JAKARTA, DDTCNews – Ditjen Pajak (DJP) kembali menegaskan pencantuman Nomor Induk Kependudukan (NIK) dalam faktur pajak diperlukan untuk prinsip keadilan.

Direktur Peraturan Perpajakan I Ditjen Pajak (DJP) Hestu Yoga Saksama mengatakan dalam pembuatan faktur pajak setelah berlakunya UU Cipta Kerja, pembeli orang pribadi harus menyampaikan NIK jika mengaku tidak mempunyai Nomor Pokok Wajib Pajak (NPWP).

“Kalau orang pribadi yang membeli, dia harus ngasih NIK. Sekarang wajib,” ujarnya dalam Podcast Cermati bertajuk UU Ciptaker Klaster Pajak, Benarkah Memberi Kemudahan? yang diunggah di Youtube DJP, Senin (5/9/2022).

Sesuai dengan perubahan UU PPN yang masuk dalam UU Cipta Kerja, keterangan tentang penyerahan barang kena pajak (BKP) dan/atau jasa kena pajak (JKP) harus dicantumkan dalam faktur pajak. Salah satu keterangan yang harus dimuat adalah identitas pembeli BKP atau penerima JKP.

Identitas yang dimaksud meliputi nama, alamat, dan NPWP atau NIK atau nomor paspor bagi subjek pajak luar negeri orang pribadi. Dalam Pasal 72 PMK 18/2021 diperinci bagi subjek pajak dalam negeri orang pribadi sesuai, identitasnya adalah nama, alamat, dan NPWP atau NIK.

Adapun NIK yang dimaksud mempunyai kedudukan yang sama dengan NPWP dalam rangka pembuatan faktur pajak dan pengkreditan pajak masukan.

Sesuai dengan Pasal 64 PMK 18/2021, faktur Pajak yang dibuat dengan mencantumkan identitas pembeli BKP atau penerima JKP berupa nama, alamat, dan NIK bagi subjek pajak dalam negeri orang pribadi merupakan faktur pajak yang memenuhi ketentuan Pasal 13 ayat (5) huruf b angka 1 UU PPN.

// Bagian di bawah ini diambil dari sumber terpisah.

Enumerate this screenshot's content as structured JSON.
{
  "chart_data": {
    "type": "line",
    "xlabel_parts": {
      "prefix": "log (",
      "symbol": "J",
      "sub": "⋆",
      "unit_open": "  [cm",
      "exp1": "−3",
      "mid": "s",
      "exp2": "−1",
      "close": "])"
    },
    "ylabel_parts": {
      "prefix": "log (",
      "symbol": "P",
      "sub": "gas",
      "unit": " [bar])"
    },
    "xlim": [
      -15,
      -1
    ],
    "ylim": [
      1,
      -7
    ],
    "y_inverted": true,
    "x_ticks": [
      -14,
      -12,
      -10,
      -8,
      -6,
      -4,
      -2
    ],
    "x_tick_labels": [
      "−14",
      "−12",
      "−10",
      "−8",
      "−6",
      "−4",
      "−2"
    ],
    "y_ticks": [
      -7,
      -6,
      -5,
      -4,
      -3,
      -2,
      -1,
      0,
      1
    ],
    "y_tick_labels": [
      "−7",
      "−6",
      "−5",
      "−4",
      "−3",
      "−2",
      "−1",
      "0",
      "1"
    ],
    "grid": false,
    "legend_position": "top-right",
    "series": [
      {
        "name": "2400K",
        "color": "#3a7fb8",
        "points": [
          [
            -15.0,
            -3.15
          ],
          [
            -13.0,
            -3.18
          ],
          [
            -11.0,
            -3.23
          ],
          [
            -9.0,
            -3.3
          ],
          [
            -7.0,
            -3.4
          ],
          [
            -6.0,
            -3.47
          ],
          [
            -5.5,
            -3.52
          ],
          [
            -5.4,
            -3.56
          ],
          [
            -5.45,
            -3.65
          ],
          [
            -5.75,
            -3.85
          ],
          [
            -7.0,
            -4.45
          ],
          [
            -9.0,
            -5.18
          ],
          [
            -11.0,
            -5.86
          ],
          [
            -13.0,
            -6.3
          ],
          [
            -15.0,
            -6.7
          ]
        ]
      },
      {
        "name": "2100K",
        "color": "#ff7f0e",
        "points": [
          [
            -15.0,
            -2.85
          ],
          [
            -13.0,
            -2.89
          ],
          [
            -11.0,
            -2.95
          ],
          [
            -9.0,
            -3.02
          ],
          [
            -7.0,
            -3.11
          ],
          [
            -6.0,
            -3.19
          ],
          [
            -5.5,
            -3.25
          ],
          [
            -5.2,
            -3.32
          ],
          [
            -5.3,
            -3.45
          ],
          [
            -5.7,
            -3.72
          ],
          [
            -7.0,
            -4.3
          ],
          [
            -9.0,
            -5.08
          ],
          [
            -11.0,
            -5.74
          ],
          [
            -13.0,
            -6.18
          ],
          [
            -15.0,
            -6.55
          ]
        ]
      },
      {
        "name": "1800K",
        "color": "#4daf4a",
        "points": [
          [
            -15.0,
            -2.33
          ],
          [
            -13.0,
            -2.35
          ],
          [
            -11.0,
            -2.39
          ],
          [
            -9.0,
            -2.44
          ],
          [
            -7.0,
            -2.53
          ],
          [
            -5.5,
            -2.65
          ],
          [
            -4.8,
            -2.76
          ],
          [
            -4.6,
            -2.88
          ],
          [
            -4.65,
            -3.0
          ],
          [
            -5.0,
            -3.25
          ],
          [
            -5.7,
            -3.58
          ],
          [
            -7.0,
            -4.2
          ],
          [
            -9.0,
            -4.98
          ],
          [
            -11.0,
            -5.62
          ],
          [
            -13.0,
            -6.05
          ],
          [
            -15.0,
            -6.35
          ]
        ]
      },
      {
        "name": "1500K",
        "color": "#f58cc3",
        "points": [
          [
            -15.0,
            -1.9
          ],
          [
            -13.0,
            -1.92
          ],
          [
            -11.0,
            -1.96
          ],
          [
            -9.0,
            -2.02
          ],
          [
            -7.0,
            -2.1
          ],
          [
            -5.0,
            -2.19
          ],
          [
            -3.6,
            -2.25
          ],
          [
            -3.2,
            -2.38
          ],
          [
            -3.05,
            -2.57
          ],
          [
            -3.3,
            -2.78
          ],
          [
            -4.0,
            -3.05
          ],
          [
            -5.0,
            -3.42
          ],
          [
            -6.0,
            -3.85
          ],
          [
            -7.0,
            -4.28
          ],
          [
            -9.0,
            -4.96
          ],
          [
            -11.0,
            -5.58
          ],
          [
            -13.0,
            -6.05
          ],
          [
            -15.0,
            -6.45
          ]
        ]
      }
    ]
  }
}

“PPN yang tercantum dalam faktur pajak sebagaimana dimaksud … merupakan pajak masukan yang dapat dikreditkan oleh PKP pembeli BKP atau penerima JKP sesuai dengan ketentuan peraturan perundang-undangan di bidang perpajakan,” bunyi penggalan Pasal 64 ayat (2) PMK 18/2021.

Hestu memberi contoh ada orang pribadi yang membeli semen 100 ton dalam sebulan dan berulang. Namun, orang pribadi tersebut mengaku tidak mempunyai NPWP. Padahal, pembelian semen itu dilakukan untuk usahanya (dijual kembali).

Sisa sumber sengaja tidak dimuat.